I've had a rough week so far this week. I just have no energy and sleep all day long. There are things I want to get done but everything...even scrapbooking...seems like it would take too much effort. I am beginning to wonder if I'm not a little bit depressed. I see myself going downhill as far as my health goes and it's really hard to face. I think what started to make me look at this is that my drivers license is expired and I looked at my picture from 5 years ago and what a change!! I can see what a huge change in health I've taken in the last 5 years. I worry that if the next 5 years is that drastic what I'll be like. But.....I am trying to take this just one day at a time. Some days I'm successful at it and others I'm not.

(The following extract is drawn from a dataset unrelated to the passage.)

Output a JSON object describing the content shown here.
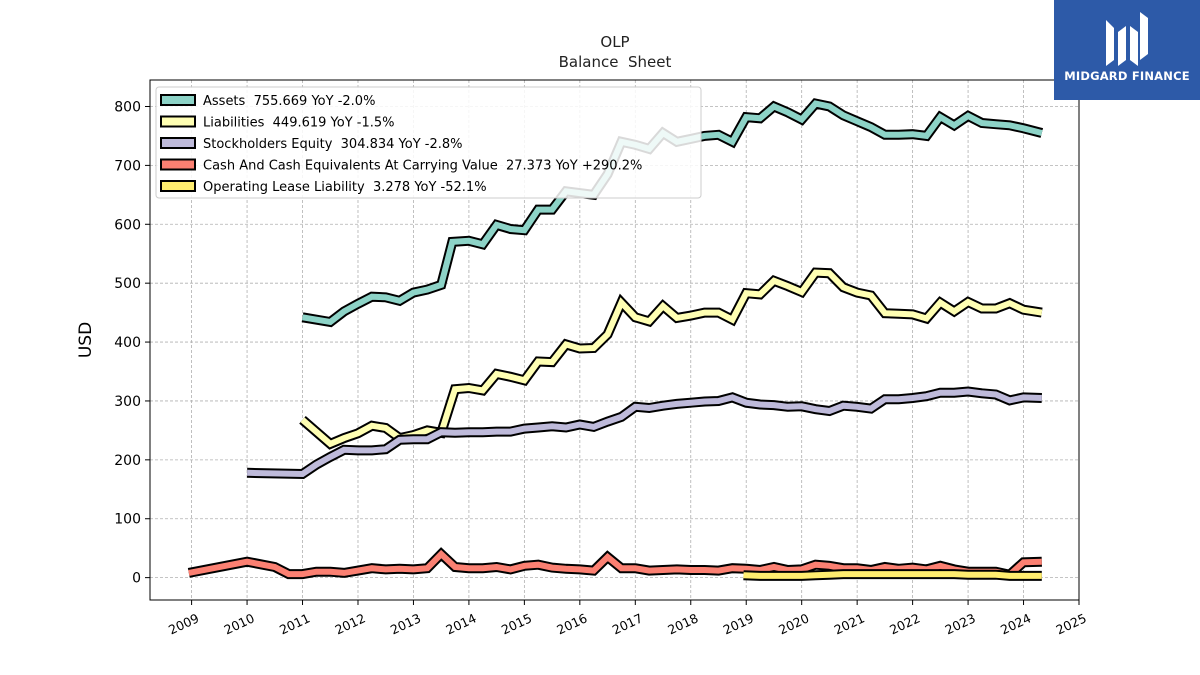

I am thankful for so many things though. Wayne has stuck by me through everything. He calls me several times a day and really cares how I feel. My mother has been blessed with better health and is able to help somewhat. Right now she's busy with our son's family and helping our son's wife but if I would need her I'm sure she'd be here. Our children are all very respectful of me and of my limitations. I know they'd like Mom to be like she used to be and so would Mom like to be there but life doesn't always give us what we want. God doesn't always answer our prayers. Let me rephrase that....God doesn't always give us what we ask for. I have tried hard to figure out why this would be given as my cross to bear and I always come up short of an answer. I've always tried to please others and God and even spent many years traveling around the area giving concerts for just pennies.

Saturday, April 05, 2008

Happy birthday to me. Happy birthday to me! Below is what I pooled my birthday money to buy. I have this machine only it is half the size. This one is much more versatile and I've had fun playing with it and seeing the capabilities. I am giving my old one to our daughter, Kristi. She loves doing crafts and I think she will really enjoy having it. There's nothing wrong with it and I've enjoyed using it for 2? 3? years.
It's a few minutes before eight o'clock this morning and it's all ready been quite an adventerous day for me. When my muscle spasms begin I can always feel them in my right leg first and I woke up with that feeling at 4:30. It didn't take long for the spasms to be full blown spasms. It's real hard to explain them except to say that they rock my whole body. I can't sit but have to pace using both canes. They lasted their usual time and that's about an hour and fifteen minutes. That's how long it takes for the medicine to start working on them. All I can say is that I'm so thankful for that medicine. I can't imagine having the spasms for more than the time I have them all ready. When they go away all I can say and feel is...what a relief!!! My body feels like its been through a battle...and it has:)

Yesterday was hair day. I got my hair highlighted and cut and get it all done here at home. Steve (Katie's husband) and Wayne got their hair cut while my highlights were processing. I love it that she comes to the house. First of all, it's a total convenience for me and 2nd of all it's about half the price. I save money and the beautician makes more money than doing it in a shop where she'd have to give a part of her money to the owner. And, the good thing is that she's really GOOD!! I trust her completely.


I hadn't written for a while because it's hard to write when all I do is stay here at the house...don't see anyone but Wayne at night and nothing exciting happens!


Since I posted last I had a birthday. My whole family remembered me and we're celebrating Sunday afternoon. It will be fun to celebrate with all the little kids. Our kids are all so good to me. They know I suffer with pain and I know I could turn to any one of them for comfort and they'd be there. That alone is the only birthday gift I would ever ask for or want but it's nice to get the icing on the cake sometimes too.